Takano is a member of the Congressional Progressive Caucus, a group of the most-liberal House members. He recently chatted with Education Week about his experiences in the classroom. He began as a substitute teacher in and around Boston while earning his bachelor’s degree at Harvard University, but spent nearly his entire teaching middle and high school in Rialto, Calif., one of the communities he now serves as a congressman. We also talked about the current reauthorization of the Elementary and Secondary Education Act moving through Congress.
Quick takeaways? Takano favors grade-span testing, supports the federal mandate that states and schools test 95 percent of students, and thinks accountability should be entirely left up to states.
Here is an edited version of our conversation:
Talk a little bit about why you pursued teaching.
Some days I’d be off to work in Brookline [Mass.], which is a well-regarded school district, and other days I’d be taking the [subway] into inner-city Boston where I’d walk through a metal detector. That experience made me rethink going to law school right away and made me think that beginning to address the achievement gap was an important socioeconomic issue to try to gain some perspective on and try to figure out how to solve it. So that experience drove me into teaching.
I resisted initially the idea that I should go through an education school program. After all, I had just graduated from an Ivy League [school], what more did I need to know? But I discovered teaching humbled me a lot. It was far more challenging than I had anticipated.
You had the experience teaching both before Congress passed No Child Left Behind Act—the current iteration of the federal K-12 law—and after. How did things change?
The [requirement that states disaggregate subgroup] data revealed performance gaps and caused us to reassess how we were teaching kids. But as concerns about the sanctions contained in the law grew—the punishments and the accountability system and schools being put on improvement lists—it began to ratchet up the pressure to teach to the test. Initially, it was a one-week or one-month type of thing, but it expanded into a semester and then expanded into a full school year that almost became entirely about test preparation.
The high-stakes nature of the annual testing, I think really did teaching and learning a disservice. That type of accountability, I just didn’t think it worked. I saw the poor performers being loaded up with more hours of [English/language arts] and math and less access to the kind of subject matter that engages students and help them stay in schools. It became harder as a teacher.
Let’s talk about the ongoing ESEA reauthorization. How is it panning out from your perspective?
In large part, I want to see a reduced federal accountability component of ESEA. Both the House and Senate bills do that.
I would prefer to see [annual testing] ratcheted back to grade-span testing. I don’t think we need to be testing every year.

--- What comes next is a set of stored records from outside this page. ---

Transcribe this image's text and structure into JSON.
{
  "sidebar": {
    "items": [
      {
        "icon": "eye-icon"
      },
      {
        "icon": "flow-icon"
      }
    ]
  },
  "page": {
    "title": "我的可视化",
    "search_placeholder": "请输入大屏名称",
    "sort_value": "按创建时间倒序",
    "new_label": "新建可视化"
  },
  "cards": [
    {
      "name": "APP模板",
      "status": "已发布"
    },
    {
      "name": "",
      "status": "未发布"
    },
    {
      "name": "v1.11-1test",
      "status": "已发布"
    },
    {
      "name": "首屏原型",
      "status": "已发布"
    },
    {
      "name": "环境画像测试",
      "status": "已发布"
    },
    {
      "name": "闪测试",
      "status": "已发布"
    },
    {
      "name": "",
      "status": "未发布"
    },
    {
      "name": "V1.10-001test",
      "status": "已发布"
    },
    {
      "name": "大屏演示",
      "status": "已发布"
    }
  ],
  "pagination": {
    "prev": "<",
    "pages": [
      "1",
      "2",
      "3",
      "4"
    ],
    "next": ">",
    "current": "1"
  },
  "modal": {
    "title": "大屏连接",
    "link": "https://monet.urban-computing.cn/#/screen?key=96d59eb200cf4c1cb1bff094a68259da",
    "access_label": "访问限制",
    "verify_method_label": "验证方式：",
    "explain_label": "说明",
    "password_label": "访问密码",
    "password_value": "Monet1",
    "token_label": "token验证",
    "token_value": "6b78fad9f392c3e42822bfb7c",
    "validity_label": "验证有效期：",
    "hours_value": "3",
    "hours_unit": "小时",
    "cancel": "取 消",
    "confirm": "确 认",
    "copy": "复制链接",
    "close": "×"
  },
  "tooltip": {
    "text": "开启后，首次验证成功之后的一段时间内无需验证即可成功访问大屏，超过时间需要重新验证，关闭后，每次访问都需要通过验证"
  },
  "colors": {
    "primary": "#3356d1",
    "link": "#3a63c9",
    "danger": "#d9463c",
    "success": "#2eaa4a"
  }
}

My concern is that some states will misuse the data and construe it to mean that annual testing can infer teacher performance, and I don’t think that’s right. Ultimately, I can live with the annual testing mandate mainly because the high stakes have been taken out, at least at the federal level. More than that, I am interested in clean, valid data.
What do you think about the provision in the House ESEA bill that would ensure the rights of students to opt out of testing?

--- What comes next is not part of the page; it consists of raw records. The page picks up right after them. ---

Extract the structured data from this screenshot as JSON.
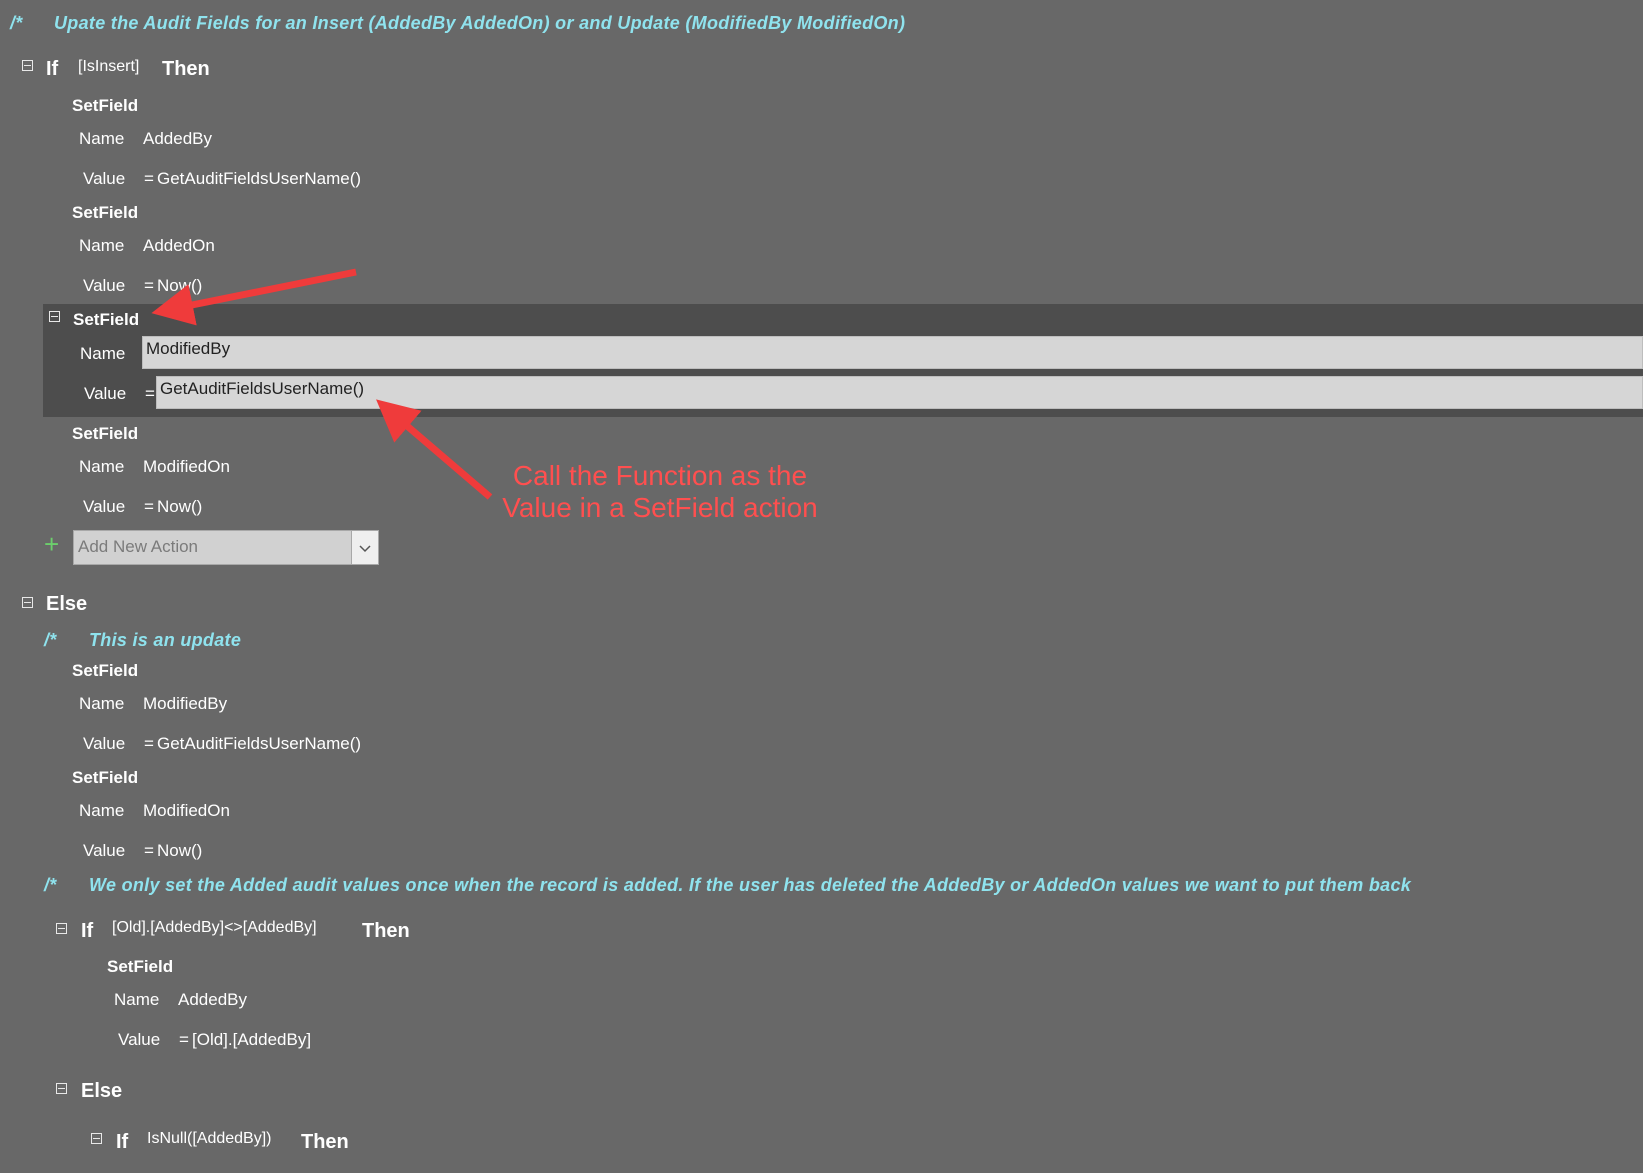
{
  "colors": {
    "comment": "#8fe3ee",
    "background": "#686868",
    "selected_band": "#4d4d4d",
    "annotation": "#ff4f4f",
    "add_icon": "#6ccf6c"
  },
  "comment1": {
    "marker": "/*",
    "text": "Upate the Audit Fields for an Insert (AddedBy AddedOn) or and Update (ModifiedBy ModifiedOn)"
  },
  "if1": {
    "kw": "If",
    "cond": "[IsInsert]",
    "then": "Then"
  },
  "sf1": {
    "action": "SetField",
    "name_label": "Name",
    "name": "AddedBy",
    "value_label": "Value",
    "eq": "=",
    "value": "GetAuditFieldsUserName()"
  },
  "sf2": {
    "action": "SetField",
    "name_label": "Name",
    "name": "AddedOn",
    "value_label": "Value",
    "eq": "=",
    "value": "Now()"
  },
  "sf3": {
    "action": "SetField",
    "name_label": "Name",
    "name": "ModifiedBy",
    "value_label": "Value",
    "eq": "=",
    "value": "GetAuditFieldsUserName()"
  },
  "sf4": {
    "action": "SetField",
    "name_label": "Name",
    "name": "ModifiedOn",
    "value_label": "Value",
    "eq": "=",
    "value": "Now()"
  },
  "add_action": {
    "placeholder": "Add New Action"
  },
  "annotation": {
    "line1": "Call the Function as the",
    "line2": "Value in a SetField action"
  },
  "else1": {
    "kw": "Else"
  },
  "comment2": {
    "marker": "/*",
    "text": "This is an update"
  },
  "sf5": {
    "action": "SetField",
    "name_label": "Name",
    "name": "ModifiedBy",
    "value_label": "Value",
    "eq": "=",
    "value": "GetAuditFieldsUserName()"
  },
  "sf6": {
    "action": "SetField",
    "name_label": "Name",
    "name": "ModifiedOn",
    "value_label": "Value",
    "eq": "=",
    "value": "Now()"
  },
  "comment3": {
    "marker": "/*",
    "text": "We only set the Added audit values once when the record is added.  If the user has deleted the AddedBy or AddedOn values we want to put them back"
  },
  "if2": {
    "kw": "If",
    "cond": "[Old].[AddedBy]<>[AddedBy]",
    "then": "Then"
  },
  "sf7": {
    "action": "SetField",
    "name_label": "Name",
    "name": "AddedBy",
    "value_label": "Value",
    "eq": "=",
    "value": "[Old].[AddedBy]"
  },
  "else2": {
    "kw": "Else"
  },
  "if3": {
    "kw": "If",
    "cond": "IsNull([AddedBy])",
    "then": "Then"
  }
}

I think there is a benefit to be gained by saying at least 95 percent of your students must be tested, and if you don’t we should withhold federal money from you. Parents, teachers, and students all have the right to know how well a school is doing, how well a school district is doing. We have to be more humble at the federal level and say we don’t know how to do more accountability. What we can do is insist that students are assessed and states use good-quality tests, and we don’t over-test.
What do you think about the demands being made by Democrats and the civil rights community to add stronger accountability language to a final ESEA rewrite?
The devil is in the details. I think it’s not too unfair to say let’s just clean the slate as far as what we’re going to hold low-performing schools accountable for. It’s all relative. I can understand parents of disabled students, students who are low-income and minority, their concerns that school districts will ignore them. But to have an entire school labeled a failure because a subgroup isn’t meeting the target, that gets real tricky in terms of how we define that. I just don’t know if we can get there in a conference committee.
What would a perfect ESEA reauthorization look like to you?
My perfect bill would be: Let’s fully fund Title I and not block grant it. I would keep in place the schoolwide program threshold so that you can’t dilute the money if you have less than 40 percent of Title I students in a school. I wouldn’t have portability, and wouldn’t allow [Title I dollars] to follow kids into the private school setting. I would emphasize charter schools really should be returned to their original idea. They’re not there to create competition more than they are to be places of experimentation from which the conventional schools are able to learn from. I would ensure we increase money for magnet schools. I would put incentives in for school districts to take a look at concurrent and dual-enrollment programs, early-college high schools, and ways in which career and technical pathways could be introduced much earlier.
What odds do you give the conference process?
I feel good because the Senate bill came out of committee with unanimous support. It’s largely something I could vote for if it came straight to the House. If the Senate bill passes with large numbers and comes to conference with momentum, I think the poison pills in the House bill can be taken out. There will be a lot of Republicans that won’t like a watered down bill, but I believe there is a majority coalition of Republicans and Democrats who will likely vote for the reauthorization. The more that it resembles the Senate bill, the larger the chance we have of getting ESEA reauthorization through.